In a letter sent by the mayor and London Councils to ministers today – endorsed by business leaders and the Trades Union Congress (TUC) – Mr Khan and councillor Georgia Gould, deputy chair of London Councils, said that by taking charge of more elements of the skills and education system, City Hall and London boroughs could deliver programmes in a more streamlined, impactful way.

The adult education budget was devolved in August, with more than £300 million in allocations already devolved to the capital by the Department for Education.

But this morning, Mr Khan will call for devolution to go further, to include more post-16 and non-levy apprenticeship funds.

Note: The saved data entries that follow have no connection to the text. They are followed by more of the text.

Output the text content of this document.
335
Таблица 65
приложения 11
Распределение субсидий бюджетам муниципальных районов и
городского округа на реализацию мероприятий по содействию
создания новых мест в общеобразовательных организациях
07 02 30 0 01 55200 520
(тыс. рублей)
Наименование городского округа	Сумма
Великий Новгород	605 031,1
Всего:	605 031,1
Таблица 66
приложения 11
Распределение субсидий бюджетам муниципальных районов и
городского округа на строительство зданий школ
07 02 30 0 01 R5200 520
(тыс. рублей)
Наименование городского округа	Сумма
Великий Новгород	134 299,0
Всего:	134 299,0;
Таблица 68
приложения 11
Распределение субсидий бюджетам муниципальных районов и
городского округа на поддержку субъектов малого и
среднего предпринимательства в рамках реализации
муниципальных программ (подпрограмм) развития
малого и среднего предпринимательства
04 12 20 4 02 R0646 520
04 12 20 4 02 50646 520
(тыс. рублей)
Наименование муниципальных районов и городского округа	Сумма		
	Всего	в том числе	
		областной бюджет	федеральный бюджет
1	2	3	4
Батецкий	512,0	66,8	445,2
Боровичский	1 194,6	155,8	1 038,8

Background: £630m in adult education funds handed to mayors

Read more: Devolution will widen skills gap, principal warns

Need to know: What’s in London’s skills strategy?


Accessing learning

This comes as Mr Khan announced a new £6.4 million fund to help Londoners access learning. Attending an event to mark 100 years of adult learning at City Lit, Mr Khan said the fund would help people in the capital gain skills in areas such as English, maths and digital subjects, and enable more disabled Londoners and those who are vulnerable to serious youth violence to access learning.

He said: “London is a global leader in education and skills, and as we approach Brexit, we will need to work with the further education sector to respond quickly to changing skills needs. Our City Hall programmes are already making a huge difference, including to the work of City Lit, whose centenary highlights how empowering learning new skills can be.

“As we take over London’s share of the adult education budget, I’m putting even more money back into the capital and investing in new projects to make sure all Londoners have access to the training and education they need. But more needs to be done, which is why I’m calling on the government for a new funding and devolution deal to make sure we’ve got the powers and resources we need in the face of these challenges.”

‘People-centred systems of support’

Ms Gould said: “London is a city built on the boundless creativity, talent and ambition of the people who live, work and study here. But all too often, Londoners are being held back from unlocking the opportunities generated on their doorsteps by a lack of skills and available training.

“It’s a problem which impacts every area of people’s lives, undermining their wellbeing, trapping them in low pay and stifling career progression. We need to change the way that we approach this challenge by focusing on individuals and creating localised, people-centred systems of support.”

Mark Malcomson, principal and chief executive of City Lit, said: “Today is a landmark moment for City Lit, showcasing 100 years of service to Londoners...Having the mayor outline such a call to action today emphasises the need to establish a culture of lifelong learning in the capital, to make sure London continues to prosper and remains the world-leading, vibrant and welcoming city we have always been.”